In my WIP ("progress", heh) there is a Dutch dentist and I'd love to move the setting to Germany - no researching breakfast food, no researching taxes, no researching: houses bought or rent? - but it is impossible for me to imagine him as German! So I have to go through with it.
Couldn't you have your Dutch dentist move to Germany? Like, set the story in Germany, but keep the dentist as he is? There's loads of people living in countries that aren't their country-of-origin.
To the OP: I'm in the US, but I set most of my (almost-done WIP) sci-fi/time-travel/romance novel in modern-day London. Although, I sort of cheated and made the female MC a displaced Bostonian from 600 years in the future, while the male MC is a displaced Canadian from 700 years in the future. So if they get certain things wrong, it's okay. Their friends and co-workers are British, so the female MC gets corrected occasionally for calling a torch a flashlight, stuff like that. (I don't necessarily recommend this approach, however, as I also had to invent two entirely new cultures for when they were each at home, in the vaguely post-apocalyptic future, instead of time-traveling. The jury's still out on whether I did that successfully or not.)

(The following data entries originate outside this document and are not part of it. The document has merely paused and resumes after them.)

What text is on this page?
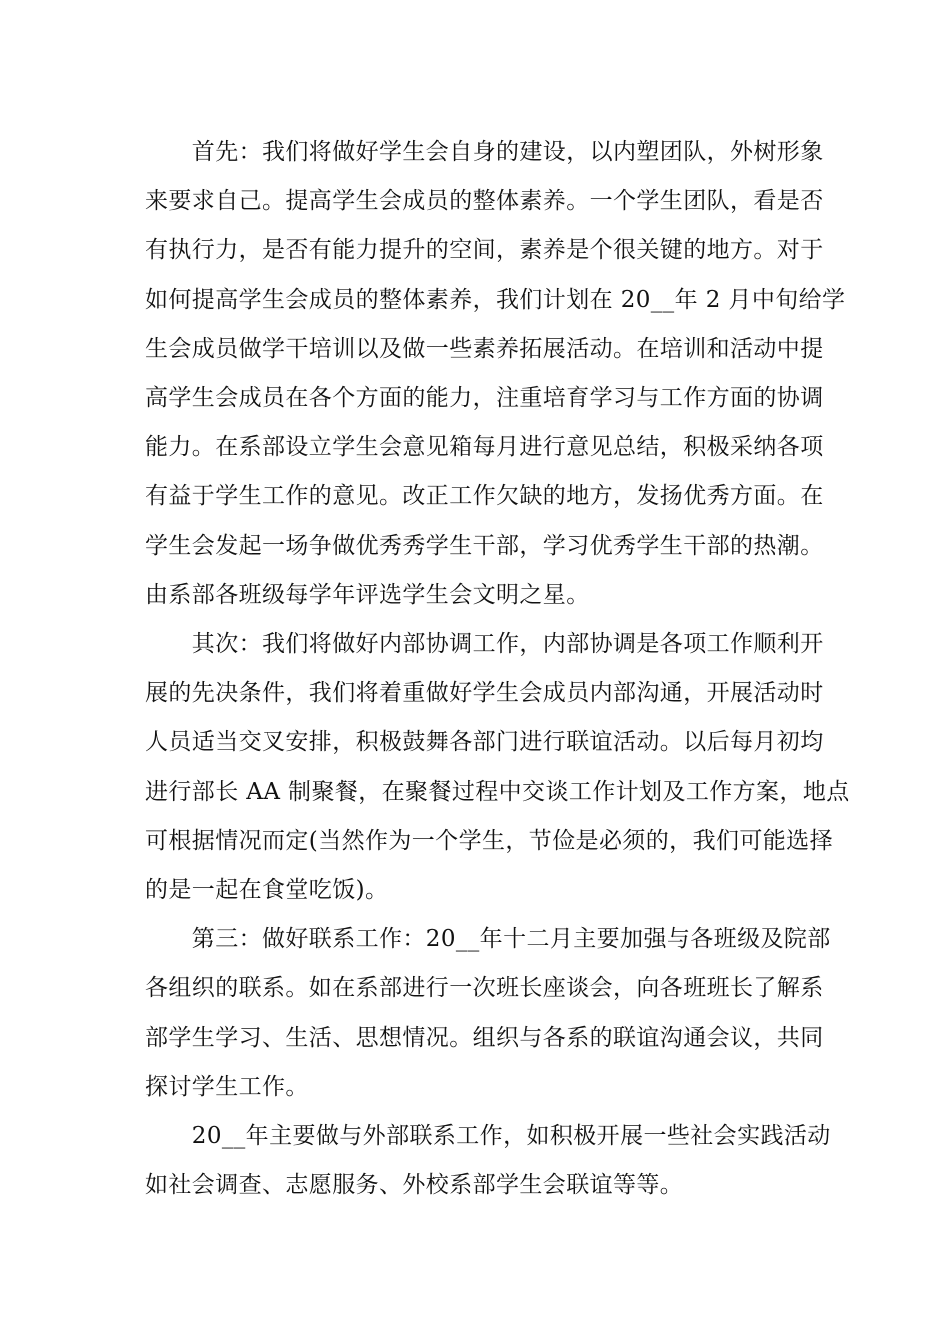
　　首先：我们将做好学生会自身的建设，以内塑团队，外树形象
来要求自己。提高学生会成员的整体素养。一个学生团队，看是否
有执行力，是否有能力提升的空间，素养是个很关键的地方。对于
如何提高学生会成员的整体素养，我们计划在 20__年 2 月中旬给学
生会成员做学干培训以及做一些素养拓展活动。在培训和活动中提
高学生会成员在各个方面的能力，注重培育学习与工作方面的协调
能力。在系部设立学生会意见箱每月进行意见总结，积极采纳各项
有益于学生工作的意见。改正工作欠缺的地方，发扬优秀方面。在
学生会发起一场争做优秀秀学生干部，学习优秀学生干部的热潮。
由系部各班级每学年评选学生会文明之星。

　　其次：我们将做好内部协调工作，内部协调是各项工作顺利开
展的先决条件，我们将着重做好学生会成员内部沟通，开展活动时
人员适当交叉安排，积极鼓舞各部门进行联谊活动。以后每月初均
进行部长 AA 制聚餐，在聚餐过程中交谈工作计划及工作方案，地点
可根据情况而定(当然作为一个学生，节俭是必须的，我们可能选择
的是一起在食堂吃饭)。

　　第三：做好联系工作：20__年十二月主要加强与各班级及院部
各组织的联系。如在系部进行一次班长座谈会，向各班班长了解系
部学生学习、生活、思想情况。组织与各系的联谊沟通会议，共同
探讨学生工作。

　　20__年主要做与外部联系工作，如积极开展一些社会实践活动
如社会调查、志愿服务、外校系部学生会联谊等等。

On getting it right: it definitely helps to immerse yourself in the culture. I've watched (and written) Doctor Who, Torchwood, and Sherlock for years, which helped with getting the basics right. Visiting London a couple of times made a difference. Having British beta-readers is very important. They can catch tiny (or not so tiny) details that you've overlooked. Google maps (esp. street view) can help tremendously if you can't make a trip to the UK. Also, reading tourist guide books can provide unexpected info, like whether you're supposed to tip at a restaurant, or the best way to get from one place to another. I also read a lot of websites that translate British words and phrases.
It's funny how things suddenly make sense once you learn the lingo. When I was a kid, I watched the miniseries "Hitchhiker's Guide to the Galaxy" over and over, but I didn't have a clue about British culture or language. So when, as an adult, I learned what "zebra crossings" were, I suddenly understood the part in the show where (paraphrasing from memory here) mankind proves that God exists, but the whole point of God is that you can't prove he exists, so it causes a paradox that literally changes everything, so white becomes black/black becomes white, and everyone gets killed at the next zebra crossing. (Previously, I thought it must be some bizarre reference to zebras stampeding across the road in Africa. . . .)
It's also funny how I now (unintentionally) use British phrases and words in everyday life. It confuses my friends and family.